The first time I attempted Panorama Ridge, I had never hiked a distance close to 30 kilometres, nor had I hiked over a mile upwards into the sky. I was intimidated. I told myself to just go as far as I felt I could and allowed myself the option of turning back if I began to feel I didn’t have enough juice in the tank for the trip back.
But after I broke out above the trees near Taylor Meadows, I could feel the fresh air fill my lungs. The sun was shining, the glades were filled with wildflowers of every colour, and kilometre after kilometre just seemed to pass below my feet. I reached the Panorama Ridge viewpoint tired but elated at the view. Photographs and words simply cannot do it justice.
The hike out is a plod. You’ll frequently wonder, “Am I there yet?” as you hike down the switchbacks in the trail, but with time, the soreness in your muscles will fade and all you will be left with is the sweet memories of the views.
If you haven’t already, then make this the summer you hike to Panorama Ridge.
This peak lies at the northern end of Tantalus Provincial Park and unlike other areas of this park, you don’t need to cross the Squamish River by boat to access it. Refer to the book Scrambles in Southwest British Columbia by Matt Gunn, which can be found in outdoors stores in Squamish, for directions to the trailhead and route information for this hike, Panorama Ridge and many others.
The route up Ossa is not straightforward. You start at the Sigurd Creek trailhead that also leads to viewpoints of Crooked Falls.
When I first decided to try this hike as a day trip, I knew it was going to be ambitious for me at that time. It’s a slightly shorter distance than Panorama Ridge, at around 29 kilometres car to car, but over 1,000 metres more in uphill travel, a total elevation gain of around 2600 metres for the day – or, to put it into perspective, hiking up the Stawamus Chief around five times in a row.

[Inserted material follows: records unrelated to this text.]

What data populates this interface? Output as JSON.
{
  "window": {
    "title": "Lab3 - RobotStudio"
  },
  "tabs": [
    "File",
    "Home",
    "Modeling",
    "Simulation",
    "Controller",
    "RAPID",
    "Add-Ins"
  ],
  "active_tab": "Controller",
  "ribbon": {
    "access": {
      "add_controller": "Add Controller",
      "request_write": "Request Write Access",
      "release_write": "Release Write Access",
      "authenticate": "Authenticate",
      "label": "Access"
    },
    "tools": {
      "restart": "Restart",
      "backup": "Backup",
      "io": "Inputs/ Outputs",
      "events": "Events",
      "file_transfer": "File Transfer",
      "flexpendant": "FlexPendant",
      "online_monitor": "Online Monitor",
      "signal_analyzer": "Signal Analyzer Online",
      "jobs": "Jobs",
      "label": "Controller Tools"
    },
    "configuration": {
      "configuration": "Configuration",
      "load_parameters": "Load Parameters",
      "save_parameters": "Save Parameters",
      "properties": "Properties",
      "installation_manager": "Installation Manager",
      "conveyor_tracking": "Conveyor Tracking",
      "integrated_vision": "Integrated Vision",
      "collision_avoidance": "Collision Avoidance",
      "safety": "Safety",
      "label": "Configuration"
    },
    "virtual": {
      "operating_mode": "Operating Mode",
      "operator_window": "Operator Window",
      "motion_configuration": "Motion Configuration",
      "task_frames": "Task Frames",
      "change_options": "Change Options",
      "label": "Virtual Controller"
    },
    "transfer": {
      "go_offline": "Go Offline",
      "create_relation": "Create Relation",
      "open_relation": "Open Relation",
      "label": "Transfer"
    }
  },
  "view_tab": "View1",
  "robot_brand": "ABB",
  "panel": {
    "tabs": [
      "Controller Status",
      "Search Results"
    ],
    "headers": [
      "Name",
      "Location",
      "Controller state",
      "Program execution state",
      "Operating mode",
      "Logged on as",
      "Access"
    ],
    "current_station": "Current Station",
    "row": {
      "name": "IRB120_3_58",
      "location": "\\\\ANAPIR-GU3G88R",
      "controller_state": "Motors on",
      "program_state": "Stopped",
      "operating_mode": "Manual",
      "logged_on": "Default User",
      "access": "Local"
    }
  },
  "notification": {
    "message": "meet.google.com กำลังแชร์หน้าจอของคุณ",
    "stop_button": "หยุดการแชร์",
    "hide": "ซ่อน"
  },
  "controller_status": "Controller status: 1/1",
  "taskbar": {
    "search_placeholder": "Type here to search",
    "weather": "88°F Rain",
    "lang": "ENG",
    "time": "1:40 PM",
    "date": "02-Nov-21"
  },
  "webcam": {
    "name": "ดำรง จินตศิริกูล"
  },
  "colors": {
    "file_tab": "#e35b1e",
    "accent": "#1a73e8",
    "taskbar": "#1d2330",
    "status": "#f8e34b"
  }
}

I’d budget for having your boots on the trail for around 14 to 16 hours.
Once you’re on the route, the trail is reasonably easy to follow, but it’s steep for the most part. However, where the trail crosses slide paths, it can become overgrown and indistinct.
Along the way you will hop across a few creeks and at one particularly wide creek, there is a log bridge with a handline to make the crossing safer.
The sheer beauty of this route kept me motivated to push onwards. Once above the trees, I passed below blue glaciers above, a trio of alpine tarns, up onto a wide ridge with views of Garibaldi, Black Tusk and Mount Tantalus. Right before the summit there is some trickier scrambling on rock, but it’s not overly technical.
It was warm on the day I visited this summit, so I napped in the sun on the top for nearly an hour.
On the way down, I stopped at the trio of lakes and went for a swim, which refreshed me for the long hike out. It took me 15 hours to go from car to car, and even though my legs were sore and my feet tired, I felt amazing after that experience. I had gained confidence in my body’s capabilities.
These two hikes for the long daylight hours at this time of year are at either end of the spectrum for long hikes near Squamish. Try Panorama Ridge, and if you find it mellow, consider Ossa Mountain for something more challenging.
Whatever you do, get out there and enjoy these long days. They don’t last forever, so savour them while you can.